A traders organisation in Pakistan has offered a reward of Rs 10 million for anyone who beheads India-born author Salman Rushdie following Britain's decision to confer knighthood on the writer whose work has infuriated the Muslim world.
"We will give Rs 10 million rupees ($165,000) to anyone who beheads Rushdie," Islamabad Traders Association General Secretary Ajmal Baloch said in Karachi on Thursday.
His announcement came during a protest by traders at one of the main markets of capital Islamabad.
Baloch also appealed to Islamic countries to boycott British products to protest the honour to Rushdie, whose "Satanic Verses" was considered "blasphemous" by Muslims.
Chief Minister of Sindh province Arbab Rahim, meanwhile, said he was returning titles awarded to his ancestors by the British in protest over the Queen's decision.

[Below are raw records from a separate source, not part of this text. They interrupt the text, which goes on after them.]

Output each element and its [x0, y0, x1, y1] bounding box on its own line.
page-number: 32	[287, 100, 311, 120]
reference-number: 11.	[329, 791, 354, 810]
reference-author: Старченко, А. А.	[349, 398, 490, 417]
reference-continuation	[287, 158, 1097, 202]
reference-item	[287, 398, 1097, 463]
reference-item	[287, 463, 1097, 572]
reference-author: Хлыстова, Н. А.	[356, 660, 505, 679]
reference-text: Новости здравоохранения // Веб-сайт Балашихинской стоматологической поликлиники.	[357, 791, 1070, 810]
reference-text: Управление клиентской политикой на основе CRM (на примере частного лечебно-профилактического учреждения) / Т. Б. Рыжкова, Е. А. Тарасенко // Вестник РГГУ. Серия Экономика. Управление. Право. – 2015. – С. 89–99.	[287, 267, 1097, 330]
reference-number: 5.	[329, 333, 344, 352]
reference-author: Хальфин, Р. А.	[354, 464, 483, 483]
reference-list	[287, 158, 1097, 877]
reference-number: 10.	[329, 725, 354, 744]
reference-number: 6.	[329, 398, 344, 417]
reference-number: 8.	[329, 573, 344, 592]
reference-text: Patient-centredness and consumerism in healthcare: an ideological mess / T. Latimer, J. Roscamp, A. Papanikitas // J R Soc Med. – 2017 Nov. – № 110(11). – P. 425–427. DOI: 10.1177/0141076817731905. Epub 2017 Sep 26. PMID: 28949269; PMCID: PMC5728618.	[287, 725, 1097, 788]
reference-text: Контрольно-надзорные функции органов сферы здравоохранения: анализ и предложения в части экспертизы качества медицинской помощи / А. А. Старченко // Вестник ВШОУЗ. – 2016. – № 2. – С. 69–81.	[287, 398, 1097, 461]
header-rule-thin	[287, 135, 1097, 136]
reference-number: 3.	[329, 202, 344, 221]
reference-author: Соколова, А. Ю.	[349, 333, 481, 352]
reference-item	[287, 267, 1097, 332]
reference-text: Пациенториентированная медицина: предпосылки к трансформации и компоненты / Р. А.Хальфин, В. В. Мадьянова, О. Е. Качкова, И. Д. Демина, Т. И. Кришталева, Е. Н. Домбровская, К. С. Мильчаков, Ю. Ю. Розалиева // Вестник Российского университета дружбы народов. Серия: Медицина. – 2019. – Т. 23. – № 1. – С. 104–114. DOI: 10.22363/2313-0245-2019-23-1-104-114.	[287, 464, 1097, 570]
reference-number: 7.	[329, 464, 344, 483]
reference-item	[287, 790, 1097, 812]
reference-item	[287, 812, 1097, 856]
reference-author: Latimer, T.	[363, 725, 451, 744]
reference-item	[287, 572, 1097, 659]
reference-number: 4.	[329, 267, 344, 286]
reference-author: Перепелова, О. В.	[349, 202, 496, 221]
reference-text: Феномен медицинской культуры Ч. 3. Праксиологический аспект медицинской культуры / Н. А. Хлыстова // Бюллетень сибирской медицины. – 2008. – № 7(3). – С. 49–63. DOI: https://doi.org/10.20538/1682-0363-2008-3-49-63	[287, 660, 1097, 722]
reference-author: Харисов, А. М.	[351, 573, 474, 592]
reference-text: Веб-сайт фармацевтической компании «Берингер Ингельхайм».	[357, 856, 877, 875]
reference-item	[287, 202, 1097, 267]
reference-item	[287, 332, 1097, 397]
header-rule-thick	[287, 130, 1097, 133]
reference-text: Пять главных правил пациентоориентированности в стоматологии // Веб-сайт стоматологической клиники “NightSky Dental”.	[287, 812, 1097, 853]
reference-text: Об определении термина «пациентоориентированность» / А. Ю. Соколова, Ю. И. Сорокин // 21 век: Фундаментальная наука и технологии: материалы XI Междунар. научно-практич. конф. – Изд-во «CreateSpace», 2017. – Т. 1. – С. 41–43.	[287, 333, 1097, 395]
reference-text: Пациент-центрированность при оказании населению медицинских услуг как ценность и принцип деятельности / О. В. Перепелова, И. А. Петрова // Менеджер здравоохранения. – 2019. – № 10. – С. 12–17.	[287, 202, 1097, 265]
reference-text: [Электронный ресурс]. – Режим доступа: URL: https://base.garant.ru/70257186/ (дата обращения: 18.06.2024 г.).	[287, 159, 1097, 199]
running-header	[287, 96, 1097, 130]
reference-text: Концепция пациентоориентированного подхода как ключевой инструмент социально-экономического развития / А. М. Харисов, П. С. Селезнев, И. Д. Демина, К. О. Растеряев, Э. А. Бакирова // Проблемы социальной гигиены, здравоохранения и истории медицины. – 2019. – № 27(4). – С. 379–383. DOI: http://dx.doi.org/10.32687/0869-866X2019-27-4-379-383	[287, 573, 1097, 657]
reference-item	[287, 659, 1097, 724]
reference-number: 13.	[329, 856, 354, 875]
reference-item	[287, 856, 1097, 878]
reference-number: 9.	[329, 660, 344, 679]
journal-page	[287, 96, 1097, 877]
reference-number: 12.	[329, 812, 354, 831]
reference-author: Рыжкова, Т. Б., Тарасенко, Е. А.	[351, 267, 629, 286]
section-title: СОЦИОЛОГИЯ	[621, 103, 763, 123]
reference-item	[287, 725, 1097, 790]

The reaction of Pakistanis to the British decision is becoming more vocal by the day, with an Islamic scholars body honouring Osama bin Laden on Friday to protest the knighthood.
The country's leading religious and opposition parties and lawyers have planned demonstrations and protest rallies all over the country against Rushdie and the British government and the Queen on Thursday.
Karachi police chief Azhar Farooqi said extra security measures are in place to avoid any untoward incident during these protests.
The News Daily carried a report from London on Friday, saying that Pakistanis living in the UK were fearful of racist attacks in reprisal to the reaction to Rushdie's knighthood.